Regenerative medicine. I did not know it existed until I began working with the Marine Corps. Even writing “regenerative medicine” reminds me that I am not in Bangladesh anymore, trying to produce miracles by scaling up a 20 cent zinc intervention aimed at every child under the age of 5 with diarrhea, or figuring out the best way to get the simplest forms of primary care to the urban homeless, or strengthening access to vaccines. For a health systems scientist, it is a bit of a leap of faith to go into a laboratory that works on the discovery end of the research continuum.
In the last year, I have travelled around the US meeting with research leaders, and touring the laboratories of several members of the Armed Forces Institute of Regenerative Medicine: Warrior Restoration Consortium (AFIRM). Now on its second iteration, AFIRM II is led by Tony Atala, of Wake Forest University School of Medicine, in partnership with Rocky Tuan, of the University of Pittsburgh’s McGowan Institute of Regenerative Medicine. Although I met with Atala and Tuan at different times and at different locations, I was struck by their common sense of urgency and compassion, their extraordinary vision, and the radiant air of hope and possibility about them. Both times it was like meeting the Pope or Mother Teresa.

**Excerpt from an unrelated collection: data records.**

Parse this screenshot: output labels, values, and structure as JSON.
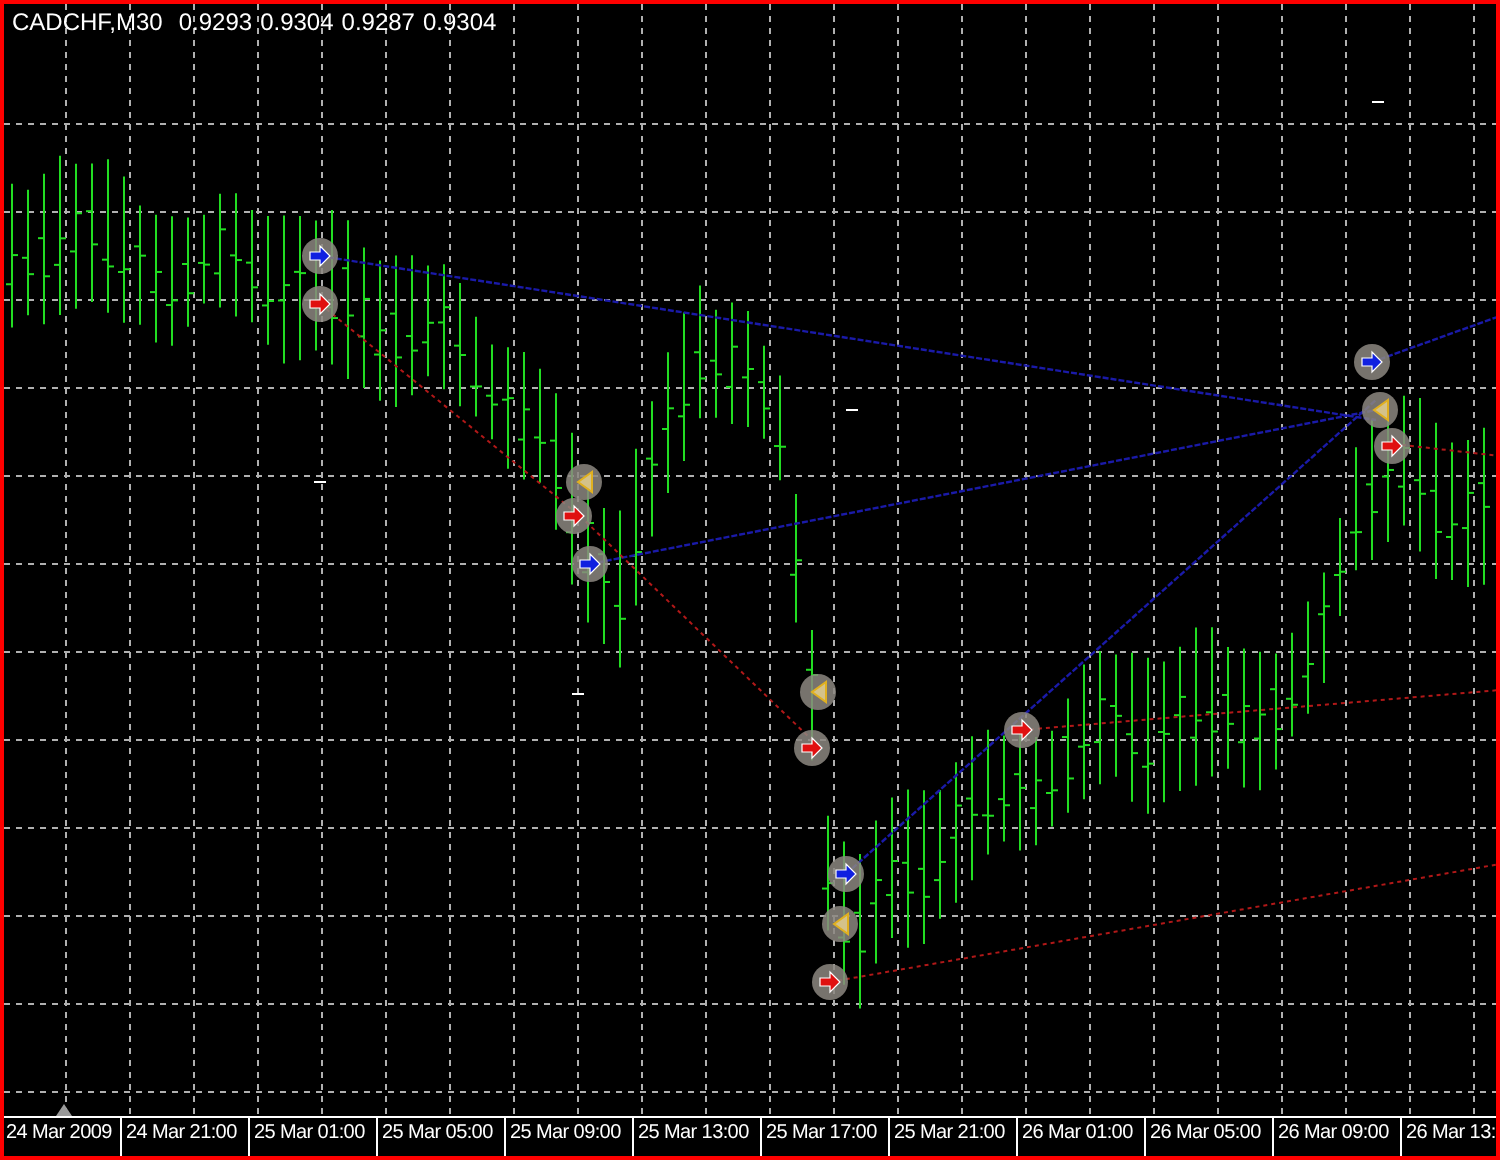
{
  "chart": {
    "symbol": "CADCHF,M30",
    "quotes": [
      "0.9293",
      "0.9304",
      "0.9287",
      "0.9304"
    ]
  },
  "time_axis": {
    "labels": [
      "24 Mar 2009",
      "24 Mar 21:00",
      "25 Mar 01:00",
      "25 Mar 05:00",
      "25 Mar 09:00",
      "25 Mar 13:00",
      "25 Mar 17:00",
      "25 Mar 21:00",
      "26 Mar 01:00",
      "26 Mar 05:00",
      "26 Mar 09:00",
      "26 Mar 13:"
    ]
  }
}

The enormous consortium under AFIRM II is funded through a cooperative agreement with the US Army Medical Research and Materiel Command, the Office of Naval Research, the Air Force Medical Service, the Office of Research and Development: Department of Veterans Affairs, the National Institutes of Health, and the Office of the Assistant Secretary of Defense for Health Affairs. AFIRM II is the follow up to AFIRM I, which produced awe-inspiring achievements like spray on skin for scar-less burn healing and a double arm transplant. AFIRM II will focus on five main areas: extremity regeneration, craniomaxillofacial regeneration, skin regeneration, composite tissue allotransplantation and immunomodulation, and genitourinary/lower abdomen reconstruction.
In early June, I had the privilege of attending a State of the Science symposium on regenerative medicine for wounded, injured, and ill veterans, which took place at the Uniformed Services University of the Health Sciences in Bethesda, Maryland. The event was part of an ongoing series of symposiums sponsored by Rory Cooper, department chair of rehabilitation science and technology at the University of Pittsburgh, and brought together regenerative medicine leaders and researchers from the civilian and military sectors.
In the morning, a myriad of scientists from across the US talked about their experimental work. The audience of scientists, providers, and potential patients were rapt from the “playing around with growing nerves in the lab” presentation on neural tissue engineering—delivered by the New Jersey Institute of Technology—to the University of Pittsburgh’s overview of an in progress human trial on regenerative implanted muscle, which aims to improve healing and functional recovery.
Also, there was a global view of the state of osseointegrated implants (and what needs to be perfected), and a study of extra cellular electrical stimulation for bladder control after spinal cord injury. The latter generated a buzz from potential beneficiaries, who were seated in the front row of the symposium. The audience gave an audible sigh of disappointment on learning that the science has so far only advanced to working on cats.
The afternoon was reserved for an overarching look at the work being conducted by a variety of civilian and military institutions that participate in AFIRM II. It framed the broader challenges of managing a single, visionary project across a nation when more than 40 institutions and hundreds of scientists are involved, as well as emphasizing the work being done by the US military.
However, system and policy challenges already exist as we grapple with how best to move wounded warriors and others in need toward these new, potentially beneficial services and studies—and the reverse direction of moving services and scientists toward potential subjects. For people like the friendly man in the wheelchair in the row in front of me, these promising technologies and restorative practices cannot move into human trials or general practice soon enough. Cats? Spinal cord injury survivors want and need these innovations today. Is it blasphemy to want to hurry along a miracle?
Tracey Pérez Koehlmoos is the special assistant to the assistant commandant of the Marine Corps, and senior program liaison for community health integration for the US Marine Corps.
The opinions expressed in this article are her own and in no way reflect the opinions of the US Marine Corps, the Department of Defense, or any other agency.